A richly illustrated account of the rulers of the first three dynasties of the ancient Egyptian civilization, written by renowned Egyptologist Aidan Dodson
The five centuries that followed the unification of Egypt around 3100 BC—the first three dynasties—were crucial in the evolution of the Egyptian state. During this time all the key elements of the civilization that would endure for three millennia were put in place, centered on the semidivine king himself. The First Pharaohs: Their Lives and Afterlives looks at what we know about the two-dozen kings (and one queen-regent) who ruled Egypt during this formative era, from the scanty evidence for the events of their reigns, through to their surviving monuments. It also considers how they were remembered under their successors, when some of the earliest kings’ names were attributed to allegedly ancient ideas and events, and the ways in which some of their monuments became tourist attractions or were even wholly repurposed.

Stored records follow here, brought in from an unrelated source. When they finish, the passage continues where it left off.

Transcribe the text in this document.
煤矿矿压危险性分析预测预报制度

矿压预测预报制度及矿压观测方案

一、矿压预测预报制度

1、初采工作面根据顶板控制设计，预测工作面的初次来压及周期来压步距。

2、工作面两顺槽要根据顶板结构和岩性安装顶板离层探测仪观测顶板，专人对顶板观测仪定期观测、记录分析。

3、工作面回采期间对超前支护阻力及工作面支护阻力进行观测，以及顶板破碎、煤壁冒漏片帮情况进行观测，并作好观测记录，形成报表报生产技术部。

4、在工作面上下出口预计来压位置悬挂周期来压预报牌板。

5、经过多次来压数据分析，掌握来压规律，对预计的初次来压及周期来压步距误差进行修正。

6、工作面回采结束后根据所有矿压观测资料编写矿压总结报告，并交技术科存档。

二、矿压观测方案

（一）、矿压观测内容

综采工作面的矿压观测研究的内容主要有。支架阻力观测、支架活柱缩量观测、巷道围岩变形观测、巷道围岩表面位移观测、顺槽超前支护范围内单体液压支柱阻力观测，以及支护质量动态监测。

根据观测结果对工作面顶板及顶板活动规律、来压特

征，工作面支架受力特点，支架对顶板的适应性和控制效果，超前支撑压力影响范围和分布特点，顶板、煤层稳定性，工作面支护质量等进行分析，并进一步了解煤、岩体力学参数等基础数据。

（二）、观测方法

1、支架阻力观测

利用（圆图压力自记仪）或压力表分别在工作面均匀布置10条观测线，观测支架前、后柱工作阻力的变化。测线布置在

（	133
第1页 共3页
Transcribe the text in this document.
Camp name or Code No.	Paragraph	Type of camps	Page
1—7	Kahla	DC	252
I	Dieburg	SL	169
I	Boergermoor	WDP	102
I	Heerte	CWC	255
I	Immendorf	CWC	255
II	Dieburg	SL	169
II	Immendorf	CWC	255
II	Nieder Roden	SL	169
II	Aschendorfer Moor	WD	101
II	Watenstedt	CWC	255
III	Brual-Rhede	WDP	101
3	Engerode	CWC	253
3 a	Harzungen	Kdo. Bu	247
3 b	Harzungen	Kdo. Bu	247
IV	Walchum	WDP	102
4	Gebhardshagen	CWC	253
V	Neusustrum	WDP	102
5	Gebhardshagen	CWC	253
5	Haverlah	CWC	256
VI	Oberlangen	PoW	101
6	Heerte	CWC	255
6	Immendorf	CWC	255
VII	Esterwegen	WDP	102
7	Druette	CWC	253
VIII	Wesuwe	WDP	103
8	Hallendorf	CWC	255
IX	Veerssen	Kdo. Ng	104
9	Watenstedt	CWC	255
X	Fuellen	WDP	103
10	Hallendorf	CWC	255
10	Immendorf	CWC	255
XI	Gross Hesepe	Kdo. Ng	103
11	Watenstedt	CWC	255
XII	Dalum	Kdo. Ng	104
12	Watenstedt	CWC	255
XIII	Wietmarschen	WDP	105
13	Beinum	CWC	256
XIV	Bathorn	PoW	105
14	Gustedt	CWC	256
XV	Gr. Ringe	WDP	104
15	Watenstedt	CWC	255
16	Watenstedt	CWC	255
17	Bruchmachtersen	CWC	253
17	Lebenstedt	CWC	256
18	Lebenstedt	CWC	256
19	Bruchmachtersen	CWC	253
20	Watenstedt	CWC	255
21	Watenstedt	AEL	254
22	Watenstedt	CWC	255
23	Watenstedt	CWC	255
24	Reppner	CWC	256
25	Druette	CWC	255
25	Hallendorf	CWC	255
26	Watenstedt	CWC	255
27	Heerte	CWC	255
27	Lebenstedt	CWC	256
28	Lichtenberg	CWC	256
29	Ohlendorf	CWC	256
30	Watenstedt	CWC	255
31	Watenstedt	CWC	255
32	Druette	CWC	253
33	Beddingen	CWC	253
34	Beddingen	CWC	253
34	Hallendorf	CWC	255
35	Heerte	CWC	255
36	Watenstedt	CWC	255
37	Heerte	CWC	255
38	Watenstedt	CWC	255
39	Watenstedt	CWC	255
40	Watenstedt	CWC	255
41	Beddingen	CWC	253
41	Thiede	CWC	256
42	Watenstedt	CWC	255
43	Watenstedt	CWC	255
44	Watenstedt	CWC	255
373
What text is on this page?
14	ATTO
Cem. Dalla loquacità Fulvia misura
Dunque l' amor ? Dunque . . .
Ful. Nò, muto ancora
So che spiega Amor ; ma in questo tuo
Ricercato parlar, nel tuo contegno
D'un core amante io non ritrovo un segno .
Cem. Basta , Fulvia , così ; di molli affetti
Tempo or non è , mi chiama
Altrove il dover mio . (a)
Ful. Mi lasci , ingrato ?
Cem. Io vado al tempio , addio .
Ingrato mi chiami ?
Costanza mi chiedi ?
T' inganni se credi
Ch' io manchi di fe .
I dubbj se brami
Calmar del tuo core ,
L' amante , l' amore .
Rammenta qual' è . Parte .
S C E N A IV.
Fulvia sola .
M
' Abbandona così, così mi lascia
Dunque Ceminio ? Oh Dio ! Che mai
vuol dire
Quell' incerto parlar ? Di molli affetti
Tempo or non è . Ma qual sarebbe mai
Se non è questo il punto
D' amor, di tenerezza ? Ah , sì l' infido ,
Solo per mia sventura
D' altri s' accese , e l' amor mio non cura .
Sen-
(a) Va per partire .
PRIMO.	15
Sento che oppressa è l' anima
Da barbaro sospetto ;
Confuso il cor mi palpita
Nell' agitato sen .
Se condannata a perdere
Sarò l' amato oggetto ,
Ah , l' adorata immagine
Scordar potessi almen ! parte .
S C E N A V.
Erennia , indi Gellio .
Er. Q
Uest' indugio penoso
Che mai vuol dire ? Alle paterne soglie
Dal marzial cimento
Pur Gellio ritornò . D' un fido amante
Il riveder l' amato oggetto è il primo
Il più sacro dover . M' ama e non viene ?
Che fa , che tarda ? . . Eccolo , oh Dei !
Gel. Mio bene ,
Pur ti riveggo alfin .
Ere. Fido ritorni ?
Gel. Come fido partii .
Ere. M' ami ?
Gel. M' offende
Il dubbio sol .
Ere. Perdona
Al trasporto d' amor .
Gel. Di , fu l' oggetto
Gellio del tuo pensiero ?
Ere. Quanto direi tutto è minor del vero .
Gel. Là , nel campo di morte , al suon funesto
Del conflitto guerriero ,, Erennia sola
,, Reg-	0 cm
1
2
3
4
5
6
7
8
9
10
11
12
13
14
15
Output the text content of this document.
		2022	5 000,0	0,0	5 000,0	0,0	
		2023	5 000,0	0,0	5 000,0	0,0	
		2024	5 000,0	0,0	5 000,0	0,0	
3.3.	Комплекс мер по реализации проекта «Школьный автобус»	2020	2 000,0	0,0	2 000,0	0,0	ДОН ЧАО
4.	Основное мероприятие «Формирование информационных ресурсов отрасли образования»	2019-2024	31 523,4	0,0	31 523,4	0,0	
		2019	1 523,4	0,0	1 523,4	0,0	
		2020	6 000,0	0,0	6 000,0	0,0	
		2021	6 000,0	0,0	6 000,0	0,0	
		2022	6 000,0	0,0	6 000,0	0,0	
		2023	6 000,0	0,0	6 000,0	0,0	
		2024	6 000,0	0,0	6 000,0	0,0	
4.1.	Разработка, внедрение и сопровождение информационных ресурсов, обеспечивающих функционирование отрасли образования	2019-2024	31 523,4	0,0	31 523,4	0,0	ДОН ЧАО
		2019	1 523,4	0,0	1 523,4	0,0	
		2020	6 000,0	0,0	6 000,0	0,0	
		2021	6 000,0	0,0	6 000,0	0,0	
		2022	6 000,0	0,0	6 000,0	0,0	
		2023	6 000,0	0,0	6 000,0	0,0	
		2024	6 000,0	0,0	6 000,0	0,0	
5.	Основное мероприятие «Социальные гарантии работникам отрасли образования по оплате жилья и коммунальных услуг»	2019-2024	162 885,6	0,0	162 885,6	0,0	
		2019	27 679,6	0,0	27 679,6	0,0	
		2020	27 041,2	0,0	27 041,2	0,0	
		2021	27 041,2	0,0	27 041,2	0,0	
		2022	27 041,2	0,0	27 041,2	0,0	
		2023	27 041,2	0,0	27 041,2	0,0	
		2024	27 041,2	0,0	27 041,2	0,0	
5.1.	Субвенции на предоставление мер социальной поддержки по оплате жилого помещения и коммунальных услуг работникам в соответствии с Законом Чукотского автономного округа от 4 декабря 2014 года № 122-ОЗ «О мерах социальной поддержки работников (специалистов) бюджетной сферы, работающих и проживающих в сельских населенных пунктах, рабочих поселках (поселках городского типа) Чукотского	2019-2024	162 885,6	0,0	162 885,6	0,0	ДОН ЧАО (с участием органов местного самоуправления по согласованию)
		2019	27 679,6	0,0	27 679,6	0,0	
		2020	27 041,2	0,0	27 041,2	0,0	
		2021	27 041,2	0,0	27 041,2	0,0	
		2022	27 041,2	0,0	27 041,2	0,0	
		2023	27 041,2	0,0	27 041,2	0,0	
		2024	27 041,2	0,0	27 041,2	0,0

Aidan Dodson recounts how two centuries of modern scholarship have allowed these rulers to emerge from an oblivion so total that some archaeologists had come to doubt their very existence outside the works of ancient chroniclers. Then, within a decade at the end of the nineteenth century, archaeological discoveries revealed a whole series of tombs and other monuments that not only confirmed these rulers’ existence, but also showcased the skills of Egyptian craftsmen at the dawn of history.